If you've been paying attention, it's no surprise that we're big fans of Janine's blend of vulnerable songwriting and quiet-storm, '90s-indebted R&B, refreshed for a new generation. "Hold On" is the latest in a string of recent singles by the LA-based artist, and all of those songs will be on her debut album, 99, which is coming on May 25. We can hardly wait. Janine's music has always been effective in how easy it is to sing along to, but this one feels like a bid for radio that actually doesn't sacrifice what makes her sound so special. It's a decidedly more upbeat affair that will go well on a party-starter mix, which is nice because if you need something to cool you down or even put you in the mood, Janine's got songs for that, too. At this point, we ask ourselves: What can't she do?
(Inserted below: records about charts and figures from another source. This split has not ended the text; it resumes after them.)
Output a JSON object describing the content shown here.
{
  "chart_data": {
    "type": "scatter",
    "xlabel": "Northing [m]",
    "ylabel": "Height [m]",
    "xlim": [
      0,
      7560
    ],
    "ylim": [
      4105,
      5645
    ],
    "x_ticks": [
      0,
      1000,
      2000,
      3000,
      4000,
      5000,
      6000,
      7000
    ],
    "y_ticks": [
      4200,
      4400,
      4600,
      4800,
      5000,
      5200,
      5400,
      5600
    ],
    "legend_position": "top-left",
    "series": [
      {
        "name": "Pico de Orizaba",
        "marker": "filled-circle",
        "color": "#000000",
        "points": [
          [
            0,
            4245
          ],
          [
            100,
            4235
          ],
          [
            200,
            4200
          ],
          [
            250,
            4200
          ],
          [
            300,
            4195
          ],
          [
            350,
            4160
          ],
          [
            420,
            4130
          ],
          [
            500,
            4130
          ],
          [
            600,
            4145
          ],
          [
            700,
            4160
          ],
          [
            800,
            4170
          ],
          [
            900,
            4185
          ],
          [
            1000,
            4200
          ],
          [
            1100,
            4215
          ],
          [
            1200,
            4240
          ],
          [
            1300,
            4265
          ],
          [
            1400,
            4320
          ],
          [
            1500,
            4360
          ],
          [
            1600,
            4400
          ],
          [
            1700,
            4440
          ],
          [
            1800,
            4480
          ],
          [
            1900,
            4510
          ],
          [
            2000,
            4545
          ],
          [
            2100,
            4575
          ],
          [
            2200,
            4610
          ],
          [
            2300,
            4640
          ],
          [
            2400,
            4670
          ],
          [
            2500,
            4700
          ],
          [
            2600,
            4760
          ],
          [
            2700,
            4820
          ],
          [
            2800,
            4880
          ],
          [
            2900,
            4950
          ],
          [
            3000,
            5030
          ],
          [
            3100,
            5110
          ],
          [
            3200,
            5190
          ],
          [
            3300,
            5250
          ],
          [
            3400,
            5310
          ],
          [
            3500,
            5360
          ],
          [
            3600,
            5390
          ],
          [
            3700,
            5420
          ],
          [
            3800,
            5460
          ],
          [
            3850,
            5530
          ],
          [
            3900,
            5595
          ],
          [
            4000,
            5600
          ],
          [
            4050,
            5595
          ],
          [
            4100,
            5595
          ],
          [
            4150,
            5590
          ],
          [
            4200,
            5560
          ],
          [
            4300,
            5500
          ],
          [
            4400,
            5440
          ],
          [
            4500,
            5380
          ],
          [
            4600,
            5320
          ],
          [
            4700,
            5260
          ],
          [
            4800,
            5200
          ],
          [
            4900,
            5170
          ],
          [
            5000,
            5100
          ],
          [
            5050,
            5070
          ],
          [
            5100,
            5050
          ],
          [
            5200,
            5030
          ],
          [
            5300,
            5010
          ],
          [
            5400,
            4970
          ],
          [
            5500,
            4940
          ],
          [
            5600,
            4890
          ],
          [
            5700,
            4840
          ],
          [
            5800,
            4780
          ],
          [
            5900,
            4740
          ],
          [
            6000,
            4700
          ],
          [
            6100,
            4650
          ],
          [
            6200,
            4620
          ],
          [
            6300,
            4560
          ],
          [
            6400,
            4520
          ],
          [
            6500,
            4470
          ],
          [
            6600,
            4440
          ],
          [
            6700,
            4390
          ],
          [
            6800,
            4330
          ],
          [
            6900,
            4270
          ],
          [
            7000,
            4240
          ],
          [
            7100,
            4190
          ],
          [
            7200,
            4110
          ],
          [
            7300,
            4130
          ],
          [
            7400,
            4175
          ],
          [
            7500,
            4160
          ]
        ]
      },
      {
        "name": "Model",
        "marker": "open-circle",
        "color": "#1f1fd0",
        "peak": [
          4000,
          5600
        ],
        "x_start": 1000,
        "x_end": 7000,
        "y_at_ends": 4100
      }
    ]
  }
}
This cute sonic flip of JD Salinger's classic novel comes from GRANT, a singer-songwriter who is already being touted as Sweden's next big thing. It's easy to see why, as "Catcher In the Rye" masters what the Swedes seem to do best: ultra-chic four-to-the-floor beats juxtaposed with confessional, but easy-to-swallow lyrics, and hooks on hooks on hooks, forever. This one is full out with feeling: a confident offering for the girls who dance alone, the boys who want to dance with them and every variation therein.
RUSSO is the name of Cailin Russo's (the daughter of Unwritten Law's Scott Russo) punky new band, but "Lonely" sounds like that band has definitely been around the block. It cannily toys with rockstar posturing (catch Russo's intermittent tigress growls), and flips it on its head with lyrics about undeniable sexual prowess coupled with cheeky references to Kanye's greatest hits. The beat and overall feel of "Lonely" is like a rollicking pep rally where the cheerleaders set fire to the bleachers once the onlookers leave, or like every road trip you've ever taken where you get pulled over for speeding and flirt with the officer. No? Just me? Regardless, the point is this is exciting stuff, and RUSSO is certainly a leading act you won't want to miss.